La Pura Vida in Costa Rica

Ten years ago, before we had met, my husband purchased a piece of property in southern Costa Rica with the hope of someday building a small resort. Last year, we decided to take the plunge and attempt to make that dream become a reality. We’ve lived in Costa Rica now for six months, and each day brings new surprises.

Our land is on the top of a mountain which overlooks the Golfo Dulce and the Osa Penninsula, considered one of the most biodiverse areas in the world. I have to admit that my motivation for moving was not so much the desire to become a B&B proprietress, but to raise our son in connection with nature. Here in our jungle, we can spend hours together watching squirrel monkeys jump from tree to tree, examining the multitudes of bugs and butterflies (including the magnificent Blue Morpho), and trying to identify animal tracks in the mud. The day we found jaguar paw prints on the site of our future home is one we won’t soon forget!

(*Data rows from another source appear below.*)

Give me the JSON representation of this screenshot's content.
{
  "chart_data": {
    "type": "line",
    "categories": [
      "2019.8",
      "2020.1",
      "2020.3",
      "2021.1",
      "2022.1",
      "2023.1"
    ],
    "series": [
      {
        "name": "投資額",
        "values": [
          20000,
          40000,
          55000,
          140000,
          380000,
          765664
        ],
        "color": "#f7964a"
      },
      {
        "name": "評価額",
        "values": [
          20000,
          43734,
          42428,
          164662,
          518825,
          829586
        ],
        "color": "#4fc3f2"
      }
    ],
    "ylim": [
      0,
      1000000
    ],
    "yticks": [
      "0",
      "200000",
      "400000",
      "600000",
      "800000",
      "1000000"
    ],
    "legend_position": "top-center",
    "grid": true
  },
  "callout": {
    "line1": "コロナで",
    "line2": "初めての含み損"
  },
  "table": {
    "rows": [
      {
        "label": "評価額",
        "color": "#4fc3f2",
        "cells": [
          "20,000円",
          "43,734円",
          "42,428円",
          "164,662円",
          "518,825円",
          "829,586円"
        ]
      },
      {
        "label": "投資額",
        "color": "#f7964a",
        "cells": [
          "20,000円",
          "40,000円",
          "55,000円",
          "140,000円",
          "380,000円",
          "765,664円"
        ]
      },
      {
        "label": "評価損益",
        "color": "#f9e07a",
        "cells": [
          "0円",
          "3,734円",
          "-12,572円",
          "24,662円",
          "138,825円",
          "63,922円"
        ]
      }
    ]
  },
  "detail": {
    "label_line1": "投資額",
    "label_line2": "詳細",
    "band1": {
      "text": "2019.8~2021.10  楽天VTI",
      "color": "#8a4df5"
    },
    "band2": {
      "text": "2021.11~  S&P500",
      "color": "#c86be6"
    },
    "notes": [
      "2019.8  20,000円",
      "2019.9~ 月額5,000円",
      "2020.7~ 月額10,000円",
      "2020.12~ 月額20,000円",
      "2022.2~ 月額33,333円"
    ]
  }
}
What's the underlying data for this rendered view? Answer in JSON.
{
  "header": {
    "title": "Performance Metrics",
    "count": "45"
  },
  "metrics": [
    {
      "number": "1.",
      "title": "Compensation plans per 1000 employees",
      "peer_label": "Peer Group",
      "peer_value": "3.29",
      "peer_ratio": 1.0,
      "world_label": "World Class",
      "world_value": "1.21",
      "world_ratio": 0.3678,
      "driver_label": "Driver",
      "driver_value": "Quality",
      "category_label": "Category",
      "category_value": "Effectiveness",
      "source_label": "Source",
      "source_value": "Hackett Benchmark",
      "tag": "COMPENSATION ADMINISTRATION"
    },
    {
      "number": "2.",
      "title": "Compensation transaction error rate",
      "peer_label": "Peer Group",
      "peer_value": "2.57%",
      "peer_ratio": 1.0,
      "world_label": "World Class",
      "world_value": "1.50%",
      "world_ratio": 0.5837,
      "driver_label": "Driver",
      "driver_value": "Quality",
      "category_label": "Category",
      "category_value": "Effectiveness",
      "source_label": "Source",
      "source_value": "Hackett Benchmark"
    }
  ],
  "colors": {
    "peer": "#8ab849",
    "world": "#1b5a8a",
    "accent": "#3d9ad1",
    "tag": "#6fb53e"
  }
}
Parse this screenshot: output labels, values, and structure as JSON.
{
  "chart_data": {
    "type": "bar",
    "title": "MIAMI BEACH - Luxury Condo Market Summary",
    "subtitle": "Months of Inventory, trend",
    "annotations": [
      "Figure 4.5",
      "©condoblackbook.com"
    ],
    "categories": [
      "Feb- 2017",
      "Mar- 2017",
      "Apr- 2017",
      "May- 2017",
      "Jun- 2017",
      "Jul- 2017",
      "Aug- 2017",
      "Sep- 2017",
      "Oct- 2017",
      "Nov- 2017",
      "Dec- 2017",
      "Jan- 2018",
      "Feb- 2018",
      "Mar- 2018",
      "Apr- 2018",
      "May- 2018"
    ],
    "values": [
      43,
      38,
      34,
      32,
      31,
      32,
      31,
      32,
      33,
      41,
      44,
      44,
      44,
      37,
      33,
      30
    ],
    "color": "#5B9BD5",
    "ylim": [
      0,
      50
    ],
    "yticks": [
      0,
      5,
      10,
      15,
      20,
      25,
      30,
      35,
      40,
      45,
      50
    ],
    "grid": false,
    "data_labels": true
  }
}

Squirrel Monkey. Photo: Kate Desvenain

On weekend excursions to the beach, we take the public taxi boat across the Golfo Dulce to Puerto Jiminez. Dolphins often swim alongside our boat, and we occasionally witness the breach of a whale. We always look forward to encountering two of our favorite creatures there, scarlet macaws and howler monkeys. I remember the first time I saw a macaw in flight because it absolutely took my breath away. I was so accustomed to admiring them in cages that I was completely surprised to see their bright red plumage soaring freely against a lush green background. It was a most beautiful sight! Howler monkeys, on the other hand, are spectacular not for their looks, but for their lungs. Imagine a donkey with pneumonia, and you’ll have a rough idea of the howler call that resonates throughout the jungle. Unfortunately for weary travelers, the cacophony usually begins at about four o’clock in the morning.

My newest hobby, bird watching, provides another excuse to spend time in the rainforest. It’s hard not to be a bird watcher in Costa Rica, with more than 800 species found in such a small area (about the size of West Virginia). I am now a card carrying member of the San Vito Bird Club, which conducts most of its activities at the Wilson Botanical Garden, one of three field stations operated by the Organization of Tropical Studies (OTS).

Our bird walks along the garden trails feel to me like treasure hunts, as we search for Garden Emeralds, Green-crowned Brilliants, and White-throated Mountain-gem hummingbirds. With each first-time sighting, the excitement level increases as our “life lists” lengthen. Last week, I felt like I hit the jackpot when I caught glimpses of a Red-headed Barbet and a Golden-browed Chlorophonia both in the same morning.

With my limited experience living here, I have just one piece of advice for travelers to Costa Rica: Slow down and stop, look, and listen. I’ve learned that with patience and persistence, nature reveals itself in spectacular ways. Happy Travels!